Propriété, langue, grand remplacement

Propriété, langue, grand remplacement

6 février 2022 Non Par Paul Rassat

Il est intéressant de constater que la marche vers un univers virtuel s’accompagne de la nécessité d’appuyer sur la dimension concrète de certaines de nos actions. Sans doute afin d’éviter le « Tu causes, tu causes, c’est tout ce que tu sais faire » de la Zazie de Queneau. Il a fallu poser des actes forts, utiliser le verbe impacter, dénoncer les paroles verbales. La tendance est actuellement à faire sien. « Dans la situation qui est la mienne », « avec les idées qui sont les miennes ». Pour être bien certain que l’on existe concrètement le recours à la sainte trinité s’impose «  Moi, perso, je… » Si l’on mêle la mondialisation au virtuel, il faut aussi insister sur la notion de propriété. Quelques expressions y contribuent.

Accaparer, s’accaparer

«  Dans le domaine de l’écon. Accumuler, à des fins spéculatives et au détriment d’autres ayants droit, des produits ou des valeurs de première nécessité…

2 traits se constatent à travers tous les emplois de accaparer : a) quel que soit l’obj. accaparé (marchandises, valeurs, obj. divers, choses abstr., pers.), accaparer signifie que l’on prend le plus possible; b) l’action d’accaparer se fait ordin. au détriment de qqn. D’où la nuance péj. Dans l’usage litt. le 2e trait peut cependant manquer ou rester dissimulé. » (TLFi).

S’approprier

Dans un premier temps, ce verbe signifie «  adapter à un usage particulier ». À la forme pronominale, il devient « s’emparer de, faire sa propriété », qui nous mène à « se saisir de : se saisir d’une femme, posséder une femme. »  Et c’est ainsi que la résistance au virtuel n’est pas forcément platonique.

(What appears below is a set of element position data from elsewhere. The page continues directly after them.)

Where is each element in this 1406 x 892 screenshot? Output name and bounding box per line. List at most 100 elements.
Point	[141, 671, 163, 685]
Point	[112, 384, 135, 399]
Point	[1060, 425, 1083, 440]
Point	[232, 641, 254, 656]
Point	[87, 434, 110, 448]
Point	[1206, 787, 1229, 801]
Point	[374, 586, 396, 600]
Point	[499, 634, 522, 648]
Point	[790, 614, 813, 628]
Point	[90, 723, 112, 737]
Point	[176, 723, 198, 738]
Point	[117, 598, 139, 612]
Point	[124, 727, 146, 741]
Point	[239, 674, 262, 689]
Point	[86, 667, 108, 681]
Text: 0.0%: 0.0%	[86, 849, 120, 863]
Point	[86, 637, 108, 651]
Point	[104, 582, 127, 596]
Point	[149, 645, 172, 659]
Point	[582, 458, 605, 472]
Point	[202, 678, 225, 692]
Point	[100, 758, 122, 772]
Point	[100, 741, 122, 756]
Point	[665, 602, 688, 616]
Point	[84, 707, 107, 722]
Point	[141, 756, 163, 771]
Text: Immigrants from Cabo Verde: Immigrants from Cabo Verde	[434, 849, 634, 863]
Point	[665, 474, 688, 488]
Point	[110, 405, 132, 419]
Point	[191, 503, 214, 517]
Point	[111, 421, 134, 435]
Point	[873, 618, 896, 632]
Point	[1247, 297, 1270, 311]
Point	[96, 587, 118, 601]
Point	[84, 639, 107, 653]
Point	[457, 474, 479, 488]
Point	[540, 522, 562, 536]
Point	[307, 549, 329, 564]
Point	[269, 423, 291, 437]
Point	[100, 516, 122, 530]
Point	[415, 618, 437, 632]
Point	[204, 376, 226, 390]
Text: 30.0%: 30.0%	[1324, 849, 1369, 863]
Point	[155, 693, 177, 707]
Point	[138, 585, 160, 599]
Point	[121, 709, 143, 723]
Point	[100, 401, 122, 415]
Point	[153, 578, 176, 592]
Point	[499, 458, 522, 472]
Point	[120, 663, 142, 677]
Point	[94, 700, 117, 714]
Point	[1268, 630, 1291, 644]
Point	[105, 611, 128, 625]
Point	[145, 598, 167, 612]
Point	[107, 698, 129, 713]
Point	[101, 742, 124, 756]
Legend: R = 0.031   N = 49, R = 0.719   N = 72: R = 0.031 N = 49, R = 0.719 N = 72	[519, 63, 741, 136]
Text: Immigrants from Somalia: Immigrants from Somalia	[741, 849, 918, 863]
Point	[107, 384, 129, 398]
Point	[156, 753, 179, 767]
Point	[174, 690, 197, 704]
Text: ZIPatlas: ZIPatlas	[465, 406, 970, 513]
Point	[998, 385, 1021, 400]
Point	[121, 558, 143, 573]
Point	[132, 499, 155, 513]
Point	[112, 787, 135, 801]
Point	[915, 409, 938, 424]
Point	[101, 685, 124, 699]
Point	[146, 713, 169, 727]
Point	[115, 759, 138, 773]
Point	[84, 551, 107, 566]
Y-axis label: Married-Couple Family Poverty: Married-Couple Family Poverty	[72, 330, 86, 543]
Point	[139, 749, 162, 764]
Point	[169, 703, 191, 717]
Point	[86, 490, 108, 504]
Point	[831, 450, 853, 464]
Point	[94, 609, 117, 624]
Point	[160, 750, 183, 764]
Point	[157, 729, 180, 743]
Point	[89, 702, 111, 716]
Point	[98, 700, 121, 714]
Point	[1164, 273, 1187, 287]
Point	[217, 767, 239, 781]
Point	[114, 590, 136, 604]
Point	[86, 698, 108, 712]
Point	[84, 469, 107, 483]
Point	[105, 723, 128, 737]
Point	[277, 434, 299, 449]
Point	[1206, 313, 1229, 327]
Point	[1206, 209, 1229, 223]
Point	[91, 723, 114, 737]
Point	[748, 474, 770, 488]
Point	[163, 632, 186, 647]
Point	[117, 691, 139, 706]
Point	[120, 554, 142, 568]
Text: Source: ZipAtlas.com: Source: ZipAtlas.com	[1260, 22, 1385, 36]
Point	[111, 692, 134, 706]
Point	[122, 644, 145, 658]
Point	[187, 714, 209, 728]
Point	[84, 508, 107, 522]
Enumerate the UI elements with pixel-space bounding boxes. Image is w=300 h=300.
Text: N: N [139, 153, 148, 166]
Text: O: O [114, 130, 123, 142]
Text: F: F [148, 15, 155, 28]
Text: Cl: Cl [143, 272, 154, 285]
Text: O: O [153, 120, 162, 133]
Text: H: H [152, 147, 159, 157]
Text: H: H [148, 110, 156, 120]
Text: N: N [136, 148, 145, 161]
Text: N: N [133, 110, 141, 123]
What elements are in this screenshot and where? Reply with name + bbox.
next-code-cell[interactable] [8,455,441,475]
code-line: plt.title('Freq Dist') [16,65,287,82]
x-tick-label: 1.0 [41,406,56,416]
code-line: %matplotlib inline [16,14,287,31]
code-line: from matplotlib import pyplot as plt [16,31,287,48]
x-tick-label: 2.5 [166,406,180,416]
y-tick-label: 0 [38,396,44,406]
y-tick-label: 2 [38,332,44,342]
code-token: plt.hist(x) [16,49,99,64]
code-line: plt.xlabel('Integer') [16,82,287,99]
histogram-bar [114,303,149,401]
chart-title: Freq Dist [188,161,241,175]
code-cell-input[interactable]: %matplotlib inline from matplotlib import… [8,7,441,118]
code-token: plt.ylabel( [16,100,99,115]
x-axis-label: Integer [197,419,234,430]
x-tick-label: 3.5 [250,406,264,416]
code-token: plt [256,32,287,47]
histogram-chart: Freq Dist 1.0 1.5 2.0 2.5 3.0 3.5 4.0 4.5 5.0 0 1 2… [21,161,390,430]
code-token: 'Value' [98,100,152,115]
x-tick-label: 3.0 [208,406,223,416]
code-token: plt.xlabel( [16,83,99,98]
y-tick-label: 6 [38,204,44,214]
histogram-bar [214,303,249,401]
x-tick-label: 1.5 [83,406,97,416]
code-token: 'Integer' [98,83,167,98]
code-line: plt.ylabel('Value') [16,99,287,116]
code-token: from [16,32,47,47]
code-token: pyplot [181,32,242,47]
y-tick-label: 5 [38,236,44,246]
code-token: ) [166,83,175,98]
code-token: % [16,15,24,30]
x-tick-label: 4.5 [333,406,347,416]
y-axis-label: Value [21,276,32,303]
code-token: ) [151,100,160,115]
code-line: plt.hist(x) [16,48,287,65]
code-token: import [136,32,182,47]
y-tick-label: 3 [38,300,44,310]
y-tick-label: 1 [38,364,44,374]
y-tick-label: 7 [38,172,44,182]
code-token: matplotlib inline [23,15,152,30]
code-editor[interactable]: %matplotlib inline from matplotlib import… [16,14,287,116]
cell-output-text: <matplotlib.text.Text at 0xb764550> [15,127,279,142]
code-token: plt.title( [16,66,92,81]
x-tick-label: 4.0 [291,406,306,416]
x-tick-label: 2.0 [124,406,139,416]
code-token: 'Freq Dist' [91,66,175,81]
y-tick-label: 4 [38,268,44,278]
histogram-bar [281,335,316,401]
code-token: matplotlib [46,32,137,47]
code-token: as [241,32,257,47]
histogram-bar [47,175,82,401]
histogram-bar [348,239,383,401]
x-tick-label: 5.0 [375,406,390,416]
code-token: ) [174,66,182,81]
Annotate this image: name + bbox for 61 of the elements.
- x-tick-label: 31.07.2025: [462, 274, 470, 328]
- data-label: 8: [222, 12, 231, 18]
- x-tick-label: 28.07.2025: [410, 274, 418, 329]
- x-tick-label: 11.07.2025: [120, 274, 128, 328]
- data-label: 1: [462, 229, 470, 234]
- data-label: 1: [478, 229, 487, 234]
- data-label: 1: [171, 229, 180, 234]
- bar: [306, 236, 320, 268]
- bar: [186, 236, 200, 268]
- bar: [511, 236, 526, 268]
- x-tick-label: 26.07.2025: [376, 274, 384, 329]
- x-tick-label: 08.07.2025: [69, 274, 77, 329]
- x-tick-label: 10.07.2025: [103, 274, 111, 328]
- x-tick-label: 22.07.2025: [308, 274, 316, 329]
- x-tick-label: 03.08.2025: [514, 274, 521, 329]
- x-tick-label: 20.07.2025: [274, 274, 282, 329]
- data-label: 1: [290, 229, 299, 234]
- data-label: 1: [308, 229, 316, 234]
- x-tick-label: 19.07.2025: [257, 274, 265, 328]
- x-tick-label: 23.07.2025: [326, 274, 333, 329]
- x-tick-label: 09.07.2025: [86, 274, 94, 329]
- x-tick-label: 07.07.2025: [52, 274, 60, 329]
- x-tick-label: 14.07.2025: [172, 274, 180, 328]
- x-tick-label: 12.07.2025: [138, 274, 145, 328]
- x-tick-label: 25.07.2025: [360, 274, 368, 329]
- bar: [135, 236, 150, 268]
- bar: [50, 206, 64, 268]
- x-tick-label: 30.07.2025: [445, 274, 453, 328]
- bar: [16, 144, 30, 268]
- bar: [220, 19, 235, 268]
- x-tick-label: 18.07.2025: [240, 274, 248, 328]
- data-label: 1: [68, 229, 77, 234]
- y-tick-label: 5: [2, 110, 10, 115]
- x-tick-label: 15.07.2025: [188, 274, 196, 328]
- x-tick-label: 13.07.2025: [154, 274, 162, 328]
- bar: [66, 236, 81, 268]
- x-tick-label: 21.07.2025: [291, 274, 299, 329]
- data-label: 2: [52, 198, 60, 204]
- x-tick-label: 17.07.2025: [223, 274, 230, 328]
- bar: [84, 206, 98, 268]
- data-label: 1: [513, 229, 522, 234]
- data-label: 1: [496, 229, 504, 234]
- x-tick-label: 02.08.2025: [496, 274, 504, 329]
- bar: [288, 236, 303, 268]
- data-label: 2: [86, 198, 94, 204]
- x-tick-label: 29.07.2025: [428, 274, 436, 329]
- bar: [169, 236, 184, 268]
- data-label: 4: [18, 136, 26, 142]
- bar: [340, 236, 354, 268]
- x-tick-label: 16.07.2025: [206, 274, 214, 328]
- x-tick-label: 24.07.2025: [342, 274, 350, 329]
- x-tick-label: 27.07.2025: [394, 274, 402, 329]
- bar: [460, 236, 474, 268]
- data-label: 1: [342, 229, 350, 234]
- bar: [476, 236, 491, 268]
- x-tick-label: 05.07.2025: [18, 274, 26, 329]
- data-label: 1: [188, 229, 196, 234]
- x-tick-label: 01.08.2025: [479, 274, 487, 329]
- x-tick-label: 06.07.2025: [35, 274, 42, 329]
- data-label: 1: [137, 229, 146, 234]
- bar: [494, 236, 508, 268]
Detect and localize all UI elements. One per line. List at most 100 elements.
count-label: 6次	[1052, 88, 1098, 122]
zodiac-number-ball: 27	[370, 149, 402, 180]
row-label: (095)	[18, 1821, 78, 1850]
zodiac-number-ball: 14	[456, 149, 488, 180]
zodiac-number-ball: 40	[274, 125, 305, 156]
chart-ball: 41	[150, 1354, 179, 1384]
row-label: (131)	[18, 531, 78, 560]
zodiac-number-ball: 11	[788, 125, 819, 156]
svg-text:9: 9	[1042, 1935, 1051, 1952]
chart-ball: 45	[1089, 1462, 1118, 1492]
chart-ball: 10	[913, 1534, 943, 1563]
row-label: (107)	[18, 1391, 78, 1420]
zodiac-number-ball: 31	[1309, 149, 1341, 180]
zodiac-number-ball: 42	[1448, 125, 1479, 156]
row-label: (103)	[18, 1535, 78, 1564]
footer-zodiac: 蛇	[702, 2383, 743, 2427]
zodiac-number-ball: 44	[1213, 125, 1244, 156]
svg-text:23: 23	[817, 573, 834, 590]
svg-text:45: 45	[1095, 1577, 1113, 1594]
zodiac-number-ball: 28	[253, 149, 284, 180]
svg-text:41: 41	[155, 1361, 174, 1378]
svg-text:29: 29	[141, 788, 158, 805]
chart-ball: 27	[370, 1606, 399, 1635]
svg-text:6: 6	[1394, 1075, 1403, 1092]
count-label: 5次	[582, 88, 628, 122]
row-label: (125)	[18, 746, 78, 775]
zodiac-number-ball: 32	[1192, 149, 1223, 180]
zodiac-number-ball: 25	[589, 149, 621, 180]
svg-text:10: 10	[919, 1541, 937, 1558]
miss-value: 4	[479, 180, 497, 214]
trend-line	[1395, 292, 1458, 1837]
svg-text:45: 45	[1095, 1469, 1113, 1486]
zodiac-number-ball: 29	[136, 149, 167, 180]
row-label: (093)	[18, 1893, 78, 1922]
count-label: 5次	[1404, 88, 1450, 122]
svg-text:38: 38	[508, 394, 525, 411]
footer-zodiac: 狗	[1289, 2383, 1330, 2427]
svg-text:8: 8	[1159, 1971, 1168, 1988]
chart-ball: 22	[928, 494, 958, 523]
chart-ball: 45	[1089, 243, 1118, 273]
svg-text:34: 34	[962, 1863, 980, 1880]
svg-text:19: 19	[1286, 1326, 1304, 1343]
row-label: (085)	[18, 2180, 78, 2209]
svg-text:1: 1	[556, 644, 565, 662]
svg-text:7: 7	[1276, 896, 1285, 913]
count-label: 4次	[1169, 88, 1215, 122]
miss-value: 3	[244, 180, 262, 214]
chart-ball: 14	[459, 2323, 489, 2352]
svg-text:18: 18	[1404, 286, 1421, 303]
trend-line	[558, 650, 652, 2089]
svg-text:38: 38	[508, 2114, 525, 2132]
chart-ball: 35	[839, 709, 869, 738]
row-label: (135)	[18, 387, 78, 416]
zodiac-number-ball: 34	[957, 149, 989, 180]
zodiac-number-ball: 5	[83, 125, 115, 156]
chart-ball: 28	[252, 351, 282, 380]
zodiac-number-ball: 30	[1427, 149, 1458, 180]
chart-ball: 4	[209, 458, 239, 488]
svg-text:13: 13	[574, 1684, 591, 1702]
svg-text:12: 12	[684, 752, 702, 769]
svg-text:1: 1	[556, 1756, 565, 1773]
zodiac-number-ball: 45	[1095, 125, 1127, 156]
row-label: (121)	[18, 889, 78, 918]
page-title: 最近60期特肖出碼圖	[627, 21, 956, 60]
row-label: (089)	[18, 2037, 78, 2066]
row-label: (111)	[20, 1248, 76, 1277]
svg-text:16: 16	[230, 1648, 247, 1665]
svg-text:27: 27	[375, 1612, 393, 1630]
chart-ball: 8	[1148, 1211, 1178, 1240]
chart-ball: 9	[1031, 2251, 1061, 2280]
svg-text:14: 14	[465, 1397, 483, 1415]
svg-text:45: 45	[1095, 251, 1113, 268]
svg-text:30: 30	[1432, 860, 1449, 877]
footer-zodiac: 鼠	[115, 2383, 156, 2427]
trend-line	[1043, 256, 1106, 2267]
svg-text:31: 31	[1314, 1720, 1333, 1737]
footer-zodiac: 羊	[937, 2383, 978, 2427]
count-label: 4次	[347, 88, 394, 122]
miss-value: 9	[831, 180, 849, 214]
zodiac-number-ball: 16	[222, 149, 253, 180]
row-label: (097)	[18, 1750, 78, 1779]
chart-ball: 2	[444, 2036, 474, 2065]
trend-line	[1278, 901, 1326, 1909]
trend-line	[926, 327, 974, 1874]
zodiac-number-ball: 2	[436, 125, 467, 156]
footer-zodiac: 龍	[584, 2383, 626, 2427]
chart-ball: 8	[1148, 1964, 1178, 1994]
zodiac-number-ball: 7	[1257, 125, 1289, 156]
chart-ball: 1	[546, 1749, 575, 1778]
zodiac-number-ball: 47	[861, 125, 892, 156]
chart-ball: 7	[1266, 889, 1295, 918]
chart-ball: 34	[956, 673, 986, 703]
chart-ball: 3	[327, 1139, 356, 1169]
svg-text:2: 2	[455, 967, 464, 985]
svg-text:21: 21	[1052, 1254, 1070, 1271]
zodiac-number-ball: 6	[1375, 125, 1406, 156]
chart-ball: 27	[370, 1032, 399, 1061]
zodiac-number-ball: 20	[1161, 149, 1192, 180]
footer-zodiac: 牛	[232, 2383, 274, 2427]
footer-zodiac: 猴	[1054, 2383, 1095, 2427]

Quand l’estimation devient évaluation

Un intellectuel parlait récemment à la radio de « familles à très faible capital culturel ». C’est que l’on consomme de la culture, du temps de parole. On consomme et on consume.

Concrétisation géographique

Talpa a déjà abordé la nécessité de localiser quelque chose afin de ne pas être totalement hors sol dans ce monde qui se virtualise. Alors « On est sur une logique de… » « On est là sur une biathlète qui est expérimentée. » La travailleuse du sexe n’est pas loin !

Le grand remplacement

Alors que certains dénoncent le risque d’un grand remplacement que rien n’étaye, un autre remplacement est depuis longtemps installé. On mesure parfois les difficultés que nous impose le dollar comme monnaie de référence mondiale. Il semblerait que nous ayons renoncé à défendre notre langue contre l’invasion mondiale de l’anglais qui finit par modifier notre mode de pensée. « On va créer un wellness center à l’hôpital, un centre de bien être » déclare un médecin. «  Vous êtes boomer ? » demande ce journaliste qui enchaîne ensuite en quelques instants avec wokisme et cancel culture. Ne serions-nous pas dans un grand effacement de notre langue ?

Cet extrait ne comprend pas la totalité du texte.